Weight wise, CAD shows it as sub-115. Our veterinary scale went missing over covid so I just got a new one delivered today and will weigh it this evening. It doesn’t feel over 100. I’ll update you when I know more.
Well, at least now I know how much weight I can curl. Also this is with five Cargo balls in it, so all told we have about five pounds to play around with.
Thanks for posting this we are doing a very similar climb and it is nice to see some success.
I do have to ask can you pinpoint what happened when you broke the stops on your secondary stage of your climber? Was your bot hanging on them, or was it under any unusual loading? Just curious if there are movements we can design around or be cautious during.
HI, About your shooter, you have the wheels on the top of your hood working as a Backspin? And if the answer is yes, how does it works? Thank you so much, it looks so cool!

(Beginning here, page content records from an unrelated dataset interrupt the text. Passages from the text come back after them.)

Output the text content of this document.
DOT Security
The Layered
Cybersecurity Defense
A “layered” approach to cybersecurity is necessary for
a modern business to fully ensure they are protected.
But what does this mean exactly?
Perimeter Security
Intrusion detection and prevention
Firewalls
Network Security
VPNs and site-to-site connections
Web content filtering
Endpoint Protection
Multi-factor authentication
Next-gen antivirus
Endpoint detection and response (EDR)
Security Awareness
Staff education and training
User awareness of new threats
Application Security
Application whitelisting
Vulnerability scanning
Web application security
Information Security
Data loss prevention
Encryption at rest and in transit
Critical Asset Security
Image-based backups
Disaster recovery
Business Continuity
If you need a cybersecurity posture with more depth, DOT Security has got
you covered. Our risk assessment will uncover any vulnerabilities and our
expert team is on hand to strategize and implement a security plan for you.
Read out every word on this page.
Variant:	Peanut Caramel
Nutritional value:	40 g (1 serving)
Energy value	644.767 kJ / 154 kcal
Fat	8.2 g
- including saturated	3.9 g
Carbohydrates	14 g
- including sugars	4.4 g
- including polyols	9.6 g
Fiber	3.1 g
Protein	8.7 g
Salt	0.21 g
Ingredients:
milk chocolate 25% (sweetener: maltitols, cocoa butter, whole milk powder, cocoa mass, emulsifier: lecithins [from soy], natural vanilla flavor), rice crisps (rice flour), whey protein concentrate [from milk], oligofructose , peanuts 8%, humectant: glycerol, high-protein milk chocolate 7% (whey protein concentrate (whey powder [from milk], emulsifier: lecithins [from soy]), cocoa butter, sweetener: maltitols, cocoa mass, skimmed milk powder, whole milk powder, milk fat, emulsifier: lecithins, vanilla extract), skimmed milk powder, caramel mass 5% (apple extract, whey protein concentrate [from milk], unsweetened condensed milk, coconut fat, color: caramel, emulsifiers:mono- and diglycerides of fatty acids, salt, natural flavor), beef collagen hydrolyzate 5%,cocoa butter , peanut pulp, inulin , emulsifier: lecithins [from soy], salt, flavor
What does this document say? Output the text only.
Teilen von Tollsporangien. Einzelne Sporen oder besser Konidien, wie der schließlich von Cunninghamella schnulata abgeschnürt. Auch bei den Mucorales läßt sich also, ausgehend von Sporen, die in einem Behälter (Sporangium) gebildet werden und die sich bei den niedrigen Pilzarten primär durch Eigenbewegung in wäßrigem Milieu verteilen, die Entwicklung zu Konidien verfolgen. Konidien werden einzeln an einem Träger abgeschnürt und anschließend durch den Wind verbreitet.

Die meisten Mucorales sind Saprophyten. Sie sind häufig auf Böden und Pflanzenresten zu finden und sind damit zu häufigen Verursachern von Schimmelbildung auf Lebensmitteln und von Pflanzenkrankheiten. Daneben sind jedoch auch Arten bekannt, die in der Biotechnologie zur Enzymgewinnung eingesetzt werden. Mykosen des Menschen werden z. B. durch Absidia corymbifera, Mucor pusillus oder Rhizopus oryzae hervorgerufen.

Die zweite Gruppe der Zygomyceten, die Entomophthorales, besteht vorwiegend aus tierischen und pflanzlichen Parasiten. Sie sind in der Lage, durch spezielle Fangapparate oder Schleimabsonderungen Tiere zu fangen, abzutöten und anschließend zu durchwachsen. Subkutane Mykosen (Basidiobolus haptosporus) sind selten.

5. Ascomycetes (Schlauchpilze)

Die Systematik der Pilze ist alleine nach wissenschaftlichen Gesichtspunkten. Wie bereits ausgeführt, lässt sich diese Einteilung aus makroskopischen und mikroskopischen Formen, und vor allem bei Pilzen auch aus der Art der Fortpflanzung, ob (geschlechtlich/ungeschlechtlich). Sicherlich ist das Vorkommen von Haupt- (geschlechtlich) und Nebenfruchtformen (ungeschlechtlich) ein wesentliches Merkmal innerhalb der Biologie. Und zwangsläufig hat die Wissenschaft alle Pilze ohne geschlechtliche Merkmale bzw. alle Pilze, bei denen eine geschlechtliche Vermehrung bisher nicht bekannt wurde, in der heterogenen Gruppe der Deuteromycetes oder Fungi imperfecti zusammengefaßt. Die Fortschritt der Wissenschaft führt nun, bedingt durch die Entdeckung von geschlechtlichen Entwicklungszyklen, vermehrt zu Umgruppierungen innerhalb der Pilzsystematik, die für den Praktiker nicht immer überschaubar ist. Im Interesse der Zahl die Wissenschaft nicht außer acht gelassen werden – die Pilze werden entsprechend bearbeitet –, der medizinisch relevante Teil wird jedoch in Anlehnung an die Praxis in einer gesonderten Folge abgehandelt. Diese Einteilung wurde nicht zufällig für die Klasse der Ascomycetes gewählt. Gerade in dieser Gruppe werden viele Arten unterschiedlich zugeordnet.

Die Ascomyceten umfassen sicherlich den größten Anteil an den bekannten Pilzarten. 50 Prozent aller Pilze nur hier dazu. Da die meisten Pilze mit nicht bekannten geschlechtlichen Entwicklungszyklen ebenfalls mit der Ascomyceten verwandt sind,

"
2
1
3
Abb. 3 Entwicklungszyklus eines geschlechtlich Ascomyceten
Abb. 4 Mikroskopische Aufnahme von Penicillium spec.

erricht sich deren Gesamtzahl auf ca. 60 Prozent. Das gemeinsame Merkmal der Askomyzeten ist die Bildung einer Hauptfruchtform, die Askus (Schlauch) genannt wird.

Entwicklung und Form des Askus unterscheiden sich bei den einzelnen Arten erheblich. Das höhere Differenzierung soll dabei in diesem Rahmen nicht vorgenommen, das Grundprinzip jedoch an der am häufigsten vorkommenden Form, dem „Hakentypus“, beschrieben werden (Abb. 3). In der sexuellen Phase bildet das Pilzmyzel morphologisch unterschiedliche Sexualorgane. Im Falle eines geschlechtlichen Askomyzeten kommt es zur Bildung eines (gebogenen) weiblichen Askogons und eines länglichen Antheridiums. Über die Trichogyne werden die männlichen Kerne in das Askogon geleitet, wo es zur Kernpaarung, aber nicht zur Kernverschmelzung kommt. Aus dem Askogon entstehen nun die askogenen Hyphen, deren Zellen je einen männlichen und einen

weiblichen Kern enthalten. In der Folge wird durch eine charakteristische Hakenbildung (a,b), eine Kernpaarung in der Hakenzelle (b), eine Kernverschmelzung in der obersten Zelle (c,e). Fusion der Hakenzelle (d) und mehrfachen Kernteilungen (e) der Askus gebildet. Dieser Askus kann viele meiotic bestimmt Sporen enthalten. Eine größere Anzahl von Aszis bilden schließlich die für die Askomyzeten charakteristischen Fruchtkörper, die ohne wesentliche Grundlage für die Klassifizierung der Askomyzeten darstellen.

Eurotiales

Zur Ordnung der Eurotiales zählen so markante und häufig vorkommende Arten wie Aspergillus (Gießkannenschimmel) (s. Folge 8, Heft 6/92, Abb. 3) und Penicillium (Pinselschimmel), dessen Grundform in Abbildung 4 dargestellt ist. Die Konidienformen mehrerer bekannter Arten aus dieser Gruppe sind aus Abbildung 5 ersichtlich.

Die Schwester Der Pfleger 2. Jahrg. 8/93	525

Climb looks great, definitely the best one I’ve seen in the wild so far… And plenty of room to pull time out as you optimize it.
Haha no. I am old and out of shape, young person.
I forgot that I had a video of this. We unfortunately skipped from step one to step ten in speeding it up, resulting in an early release, before the 3rd stage was further inserted into the 2nd stage tube. This caused a wild swing, which snapped the insert at its inside corner.
The top wheels are spinning reverse of the main shooter wheel, which allows us to control backspin (less is better) and also gives us some control over the shooting angle.
After speaking with the programmers I see that I was incorrect, partially. The error was that they took the climb motors out of brake mode. I apologize for the error
Thanks for posting the video. We haven’t had a chance to build or test our climber yet and this test illuminated that we need to consider the severe swing if we don’t tune the PID correctly. Was your previous climb (the more successful one posted above) just in brake mode with no feedback/feedforward? If so, it seems like brake mode might be all you need to get the system to be critically damped? (or close to it)
Yes, see my above correction:
Thanks for the clarification. Are you finding that only brake mode is needed to damp the swing? Or do you have a tuned feedback loop, controlling the position (angle) to get your results in the first video?